いつもより支度を早く終え、待ち合わせの冒険者ギルドへと着いた。

今日は2人の姿が見えない、私が一番乗りだ!

ギルドの待合席で待っていると 二人が一緒に入ってきた。

「おはようございます。」私は椅子から立ち上がり挨拶をした。

二人は笑顔でおはよう!と答えてくれた。

リーダのアレイさん魔術師のミレさん共に2日休んで

しっかりリフレッシュしたように見える。

「じゃあ、出発するかい?」アレイさんがそう言うと私たちは頷いた。

皆でクエストボードに向かう。

「これなんかどうかしら?」手にしたのはAランク冒険者募集のクエスト。

『王都までの護衛任務。報酬金貨20枚』

アレイさんがその依頼書を見て言った。

「これは……私たちでは受けれないよ……」と少し困った顔で言う。

「どうして?ダンジョンの中よりは格段に安全よ?大丈夫でしょう?」ミレさんは口にする。

するとアレイさんの顔が曇った。

「うーん、正確に言うと私は受ける事ができない…かな…」アレイさんは顎に手を当て方眉を下げながら言った。

私は人は嫌いだけれど察するのは得意な方だと思う。

恐らくアレイさんは何か話したくない複雑な事情があるのだと思った。

「あ…あの…高価な素材収集の方が報酬がいいかなと…」私はそう言った。本心でもあったし。

別に私は誰から嫌われてもいいし誰からも好かれなくてもいいのだ。

でも何故私はアレイさんを庇ったのだろう?よくわからなかった。

「そうね、リーフちゃんの言う事も一理あるかも。」ミレさんはそう言うと、他の依頼を探しに行った。

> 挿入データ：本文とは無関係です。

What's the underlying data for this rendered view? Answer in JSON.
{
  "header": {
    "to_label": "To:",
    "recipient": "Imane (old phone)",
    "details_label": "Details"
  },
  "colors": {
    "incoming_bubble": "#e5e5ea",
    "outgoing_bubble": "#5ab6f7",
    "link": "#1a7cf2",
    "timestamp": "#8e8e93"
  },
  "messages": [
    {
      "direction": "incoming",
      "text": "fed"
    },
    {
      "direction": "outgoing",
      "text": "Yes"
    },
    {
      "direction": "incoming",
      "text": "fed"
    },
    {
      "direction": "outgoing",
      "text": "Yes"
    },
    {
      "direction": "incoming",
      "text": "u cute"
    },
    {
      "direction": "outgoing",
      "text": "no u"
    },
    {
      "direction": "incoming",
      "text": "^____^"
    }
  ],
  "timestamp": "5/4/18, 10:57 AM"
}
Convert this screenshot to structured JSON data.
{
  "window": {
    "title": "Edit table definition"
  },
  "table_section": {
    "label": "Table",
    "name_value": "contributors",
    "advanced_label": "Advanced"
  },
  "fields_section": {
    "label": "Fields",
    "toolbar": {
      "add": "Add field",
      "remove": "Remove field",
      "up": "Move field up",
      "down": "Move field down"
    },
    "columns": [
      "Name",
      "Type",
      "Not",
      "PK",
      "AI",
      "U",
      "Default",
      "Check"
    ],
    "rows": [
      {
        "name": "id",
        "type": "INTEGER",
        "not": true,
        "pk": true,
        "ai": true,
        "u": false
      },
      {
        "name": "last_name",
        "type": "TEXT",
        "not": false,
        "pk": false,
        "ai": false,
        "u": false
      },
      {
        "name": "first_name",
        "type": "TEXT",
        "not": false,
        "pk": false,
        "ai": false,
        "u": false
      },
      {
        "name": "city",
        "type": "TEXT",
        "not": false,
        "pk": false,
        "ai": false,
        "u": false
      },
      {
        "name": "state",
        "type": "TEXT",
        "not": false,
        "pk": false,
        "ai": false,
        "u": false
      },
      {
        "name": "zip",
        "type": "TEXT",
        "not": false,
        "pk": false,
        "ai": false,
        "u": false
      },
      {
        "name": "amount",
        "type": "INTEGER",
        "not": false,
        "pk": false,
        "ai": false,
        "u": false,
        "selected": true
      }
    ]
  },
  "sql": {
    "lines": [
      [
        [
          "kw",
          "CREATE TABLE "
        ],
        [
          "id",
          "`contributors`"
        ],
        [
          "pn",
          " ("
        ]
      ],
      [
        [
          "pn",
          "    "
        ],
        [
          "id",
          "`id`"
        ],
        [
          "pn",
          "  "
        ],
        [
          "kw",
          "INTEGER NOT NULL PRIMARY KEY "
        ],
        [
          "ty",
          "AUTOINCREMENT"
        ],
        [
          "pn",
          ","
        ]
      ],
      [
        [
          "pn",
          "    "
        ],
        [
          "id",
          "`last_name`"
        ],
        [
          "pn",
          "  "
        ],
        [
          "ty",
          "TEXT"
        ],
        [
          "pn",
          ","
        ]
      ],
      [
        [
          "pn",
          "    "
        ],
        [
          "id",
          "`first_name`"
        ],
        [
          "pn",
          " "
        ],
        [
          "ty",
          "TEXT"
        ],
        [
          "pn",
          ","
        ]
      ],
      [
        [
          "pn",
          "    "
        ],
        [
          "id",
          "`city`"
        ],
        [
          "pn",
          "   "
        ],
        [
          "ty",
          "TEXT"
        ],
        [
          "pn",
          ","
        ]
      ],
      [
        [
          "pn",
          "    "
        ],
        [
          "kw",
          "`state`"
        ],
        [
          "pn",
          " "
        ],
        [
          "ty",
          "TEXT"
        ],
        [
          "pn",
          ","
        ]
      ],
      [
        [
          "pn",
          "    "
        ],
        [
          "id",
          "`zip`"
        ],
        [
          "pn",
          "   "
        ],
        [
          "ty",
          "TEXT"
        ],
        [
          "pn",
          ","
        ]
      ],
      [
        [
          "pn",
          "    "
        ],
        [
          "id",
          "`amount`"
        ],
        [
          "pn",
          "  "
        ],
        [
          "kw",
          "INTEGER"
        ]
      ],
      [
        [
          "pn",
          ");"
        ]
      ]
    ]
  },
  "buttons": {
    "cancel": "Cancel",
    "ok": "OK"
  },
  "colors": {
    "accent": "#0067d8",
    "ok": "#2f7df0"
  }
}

「ありがとうリーフ君…。」アレイさんが頭の上で両手を合わせ小声でお礼を言ってきたけれど

私は「ん?何でですか?」と、とぼけて、よくわからない振りをした。

「じゃあ、この依頼にしましょう!」ミレさんが一枚のクエスト用紙を持ってきた。

Aランク冒険者募集のクエストだ。内容は……アメイリアの果実5個で報酬は金貨24枚

「ハリム砂漠のオアシスにあるアメイリアの木になっている果実よ」ミレさんは依頼書をひらひらさせながら言った。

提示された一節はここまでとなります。